According to the team, lithium-oxygen batteries have been viewed as the ‘ultimate’ battery due to a theoretical energy density ten times that lithium-ion battery.
The demonstrator relies on a highly porous – or ‘fluffy’ – carbon electrode made from graphene (comprising one-atom-thick sheets of carbon atoms) and additives that alter the chemical reactions in the battery, making it more stable and more efficient.
“What we’ve achieved is a significant advance for this technology and suggests whole new areas for research – we haven’t solved all the problems inherent to this chemistry, but our results do show routes forward towards a practical device,” said Professor Clare Grey of Cambridge’s Department of Chemistry.
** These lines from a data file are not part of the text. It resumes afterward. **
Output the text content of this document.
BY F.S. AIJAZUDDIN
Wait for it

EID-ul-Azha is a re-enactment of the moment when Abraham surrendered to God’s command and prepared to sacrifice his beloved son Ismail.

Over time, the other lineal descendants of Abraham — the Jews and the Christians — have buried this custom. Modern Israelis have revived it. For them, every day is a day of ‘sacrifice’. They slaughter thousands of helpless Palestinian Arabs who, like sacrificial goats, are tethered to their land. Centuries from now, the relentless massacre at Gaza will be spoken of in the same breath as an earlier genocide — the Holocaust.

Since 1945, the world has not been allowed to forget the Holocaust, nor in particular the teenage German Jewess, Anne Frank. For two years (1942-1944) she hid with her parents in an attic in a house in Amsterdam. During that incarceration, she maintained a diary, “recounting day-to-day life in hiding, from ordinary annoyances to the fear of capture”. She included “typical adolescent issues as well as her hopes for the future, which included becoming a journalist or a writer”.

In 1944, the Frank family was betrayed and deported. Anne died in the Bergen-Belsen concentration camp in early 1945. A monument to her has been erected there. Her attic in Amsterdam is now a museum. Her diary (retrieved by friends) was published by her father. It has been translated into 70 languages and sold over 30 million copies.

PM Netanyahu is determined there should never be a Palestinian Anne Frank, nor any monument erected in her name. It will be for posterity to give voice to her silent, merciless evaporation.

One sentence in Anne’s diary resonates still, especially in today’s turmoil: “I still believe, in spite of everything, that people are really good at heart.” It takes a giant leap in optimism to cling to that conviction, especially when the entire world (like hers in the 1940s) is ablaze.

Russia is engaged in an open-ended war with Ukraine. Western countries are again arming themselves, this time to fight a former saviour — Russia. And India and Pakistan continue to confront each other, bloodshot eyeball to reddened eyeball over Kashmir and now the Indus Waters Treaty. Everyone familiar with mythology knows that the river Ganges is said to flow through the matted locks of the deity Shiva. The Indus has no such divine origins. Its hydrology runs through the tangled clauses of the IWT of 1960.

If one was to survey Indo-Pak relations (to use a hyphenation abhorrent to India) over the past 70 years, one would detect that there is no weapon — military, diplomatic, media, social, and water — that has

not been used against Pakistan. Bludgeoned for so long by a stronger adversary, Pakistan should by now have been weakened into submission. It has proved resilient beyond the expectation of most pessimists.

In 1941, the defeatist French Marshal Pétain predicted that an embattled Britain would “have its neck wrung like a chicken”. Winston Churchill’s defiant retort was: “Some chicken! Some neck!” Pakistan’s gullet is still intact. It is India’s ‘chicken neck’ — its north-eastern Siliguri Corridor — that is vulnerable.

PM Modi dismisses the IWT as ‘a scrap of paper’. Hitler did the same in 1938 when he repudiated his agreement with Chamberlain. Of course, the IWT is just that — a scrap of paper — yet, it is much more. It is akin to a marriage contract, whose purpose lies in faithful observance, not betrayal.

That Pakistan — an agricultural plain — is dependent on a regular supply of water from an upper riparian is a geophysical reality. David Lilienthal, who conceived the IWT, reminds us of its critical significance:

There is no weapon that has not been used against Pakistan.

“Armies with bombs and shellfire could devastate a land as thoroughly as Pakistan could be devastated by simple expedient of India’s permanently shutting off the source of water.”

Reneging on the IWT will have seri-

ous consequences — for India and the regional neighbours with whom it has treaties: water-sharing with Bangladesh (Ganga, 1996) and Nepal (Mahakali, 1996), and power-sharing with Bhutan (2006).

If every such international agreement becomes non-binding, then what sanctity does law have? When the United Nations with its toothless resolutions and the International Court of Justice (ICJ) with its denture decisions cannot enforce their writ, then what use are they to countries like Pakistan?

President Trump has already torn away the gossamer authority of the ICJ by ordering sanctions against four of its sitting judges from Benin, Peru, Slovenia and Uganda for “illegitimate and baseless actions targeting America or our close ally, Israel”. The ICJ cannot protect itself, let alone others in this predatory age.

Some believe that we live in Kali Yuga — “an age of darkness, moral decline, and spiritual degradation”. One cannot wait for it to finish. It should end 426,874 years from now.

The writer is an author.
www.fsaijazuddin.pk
By engineering the structure of the electrode, adding lithium iodide and changing the chemical makeup of the electrolyte, the researchers reduced the ‘voltage gap’ between charge and discharge to 0.2V, equating to an energy efficiency of 93%.
Additionally, the demonstrator can only be cycled in pure oxygen, the , nitrogen and moisture in air are generally harmful to the metal electrode.
While the results, reported in the Science, are promising, the researchers caution that a practical lithium-air battery remains at least a decade away.